In the Pavilion for Saudi Arabia, ranked as the world’s largest arms importer for the past five years, officials sought to promote the kingdom as an emerging defense giant under its so-called Vision 2030. The program, spearheaded by the powerful Crown Prince Mohammed bin Salman, aims to break the country’s addiction to imports, diversify its economy away from oil, and locate more than half of its military spending.

Despite its radar and US Patriot missile batteries, Saudi Arabia is increasingly at risk of cross-border attacks by Yemen’s Iranian-allied Houthi rebels, who launched bomb-laden drones that hit an empty passenger plane in the southwest earlier this month. from Abha. airport. A Saudi-led military coalition has been at war with the Houthis since 2015, after the rebels expelled the Saudi-backed government from the capital. The conflict has led to what the United Nations has called the world’s worst humanitarian crisis.

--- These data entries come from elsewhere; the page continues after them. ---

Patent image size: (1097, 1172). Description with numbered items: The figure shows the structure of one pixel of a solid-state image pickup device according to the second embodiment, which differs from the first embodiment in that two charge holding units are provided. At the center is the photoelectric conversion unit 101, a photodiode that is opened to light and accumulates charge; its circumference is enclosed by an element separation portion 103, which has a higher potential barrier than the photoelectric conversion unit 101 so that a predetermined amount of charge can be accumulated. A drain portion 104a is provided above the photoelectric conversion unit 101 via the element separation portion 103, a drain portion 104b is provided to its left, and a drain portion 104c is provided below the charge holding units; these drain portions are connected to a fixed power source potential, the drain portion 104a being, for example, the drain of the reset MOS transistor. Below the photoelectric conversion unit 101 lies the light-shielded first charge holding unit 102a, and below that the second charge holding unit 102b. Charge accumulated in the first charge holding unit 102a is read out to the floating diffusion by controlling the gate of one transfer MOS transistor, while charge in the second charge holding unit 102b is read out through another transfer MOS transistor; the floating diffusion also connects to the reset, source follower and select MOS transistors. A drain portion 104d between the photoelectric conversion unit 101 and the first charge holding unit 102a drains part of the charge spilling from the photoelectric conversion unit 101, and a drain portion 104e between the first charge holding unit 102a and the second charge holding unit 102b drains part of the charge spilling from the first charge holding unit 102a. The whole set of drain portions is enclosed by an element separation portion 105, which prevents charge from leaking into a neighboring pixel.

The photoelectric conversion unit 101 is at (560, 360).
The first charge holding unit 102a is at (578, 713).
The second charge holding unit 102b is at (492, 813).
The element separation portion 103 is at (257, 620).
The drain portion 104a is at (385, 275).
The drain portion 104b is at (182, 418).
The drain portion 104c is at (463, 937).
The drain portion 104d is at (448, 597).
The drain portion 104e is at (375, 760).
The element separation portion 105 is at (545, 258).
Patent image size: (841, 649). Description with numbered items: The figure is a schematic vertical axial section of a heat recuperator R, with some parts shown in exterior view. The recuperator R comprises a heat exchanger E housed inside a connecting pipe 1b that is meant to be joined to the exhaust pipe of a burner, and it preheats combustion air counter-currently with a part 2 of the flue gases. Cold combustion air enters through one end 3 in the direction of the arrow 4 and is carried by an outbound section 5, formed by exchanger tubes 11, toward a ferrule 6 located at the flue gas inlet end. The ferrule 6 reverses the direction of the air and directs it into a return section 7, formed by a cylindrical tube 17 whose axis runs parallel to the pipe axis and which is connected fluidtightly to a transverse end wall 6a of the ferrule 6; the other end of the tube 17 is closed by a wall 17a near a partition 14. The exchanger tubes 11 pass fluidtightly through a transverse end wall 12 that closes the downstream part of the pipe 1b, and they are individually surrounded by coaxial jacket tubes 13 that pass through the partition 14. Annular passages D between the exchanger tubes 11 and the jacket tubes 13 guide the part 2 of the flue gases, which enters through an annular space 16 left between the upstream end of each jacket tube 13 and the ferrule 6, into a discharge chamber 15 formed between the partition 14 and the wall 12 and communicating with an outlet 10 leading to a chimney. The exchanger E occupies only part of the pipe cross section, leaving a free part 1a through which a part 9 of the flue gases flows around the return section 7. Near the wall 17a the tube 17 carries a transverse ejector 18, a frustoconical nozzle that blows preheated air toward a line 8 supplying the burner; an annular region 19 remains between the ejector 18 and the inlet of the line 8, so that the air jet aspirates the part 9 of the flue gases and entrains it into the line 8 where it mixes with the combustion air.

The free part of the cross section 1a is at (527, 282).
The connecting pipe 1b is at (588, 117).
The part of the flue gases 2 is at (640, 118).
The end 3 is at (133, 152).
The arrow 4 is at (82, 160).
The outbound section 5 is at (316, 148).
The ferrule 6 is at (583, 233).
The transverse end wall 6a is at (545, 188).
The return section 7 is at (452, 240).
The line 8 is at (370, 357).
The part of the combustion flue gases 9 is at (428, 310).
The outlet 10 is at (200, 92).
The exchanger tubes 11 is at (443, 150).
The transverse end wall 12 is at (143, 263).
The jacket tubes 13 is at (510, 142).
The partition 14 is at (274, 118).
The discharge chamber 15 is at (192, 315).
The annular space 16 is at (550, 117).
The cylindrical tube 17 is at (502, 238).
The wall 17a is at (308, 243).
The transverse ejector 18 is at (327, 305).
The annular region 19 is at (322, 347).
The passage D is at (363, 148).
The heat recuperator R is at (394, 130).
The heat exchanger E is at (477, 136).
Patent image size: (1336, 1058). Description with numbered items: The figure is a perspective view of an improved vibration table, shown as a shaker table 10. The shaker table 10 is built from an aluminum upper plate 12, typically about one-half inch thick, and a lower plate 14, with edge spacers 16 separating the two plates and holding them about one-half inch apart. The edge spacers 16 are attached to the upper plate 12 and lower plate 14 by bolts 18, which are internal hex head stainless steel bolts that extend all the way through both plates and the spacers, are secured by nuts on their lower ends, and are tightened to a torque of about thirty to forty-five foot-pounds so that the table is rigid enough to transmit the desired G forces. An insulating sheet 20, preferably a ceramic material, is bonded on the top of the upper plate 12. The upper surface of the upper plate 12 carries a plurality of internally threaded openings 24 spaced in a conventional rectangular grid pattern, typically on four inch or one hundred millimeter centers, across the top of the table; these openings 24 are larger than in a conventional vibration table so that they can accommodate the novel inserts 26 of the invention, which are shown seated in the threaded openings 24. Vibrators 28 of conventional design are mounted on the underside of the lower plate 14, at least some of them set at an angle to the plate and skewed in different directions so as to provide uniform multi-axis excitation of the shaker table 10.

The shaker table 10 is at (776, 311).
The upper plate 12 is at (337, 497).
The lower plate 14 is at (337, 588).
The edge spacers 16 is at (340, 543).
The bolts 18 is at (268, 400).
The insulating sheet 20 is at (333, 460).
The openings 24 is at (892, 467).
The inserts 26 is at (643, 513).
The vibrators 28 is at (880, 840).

“The threats have become apparent lately,” said Walid Abukhaled, CEO of Saudi Arabian Military Industries Company, a holding company owned by the country’s sovereign wealth fund. “You have drones coming from aggressive countries … you have fired some missiles now and then.”

Routine airstrikes and mounting tensions with Iran could boost military spending in the region, even as defense intelligence provider IHS Janes expects such spending in the Gulf to drop 9.4% to $ 90.6 billion by 2021 , as a result of the economic destruction caused by the pandemic.

“We are back in early 2020, where Iran is once again a potentially major threat,” said Charles Forrester, senior analyst at Janes, referring to a series of escalating incidents that have pushed the US and Iran to the brink of the latest war. year.

“If Iran gets into a major rearmament program or flexes its muscles, that’s where missile defense and air defense systems come into play,” he said. “As we have seen, a very simple system can attack you.”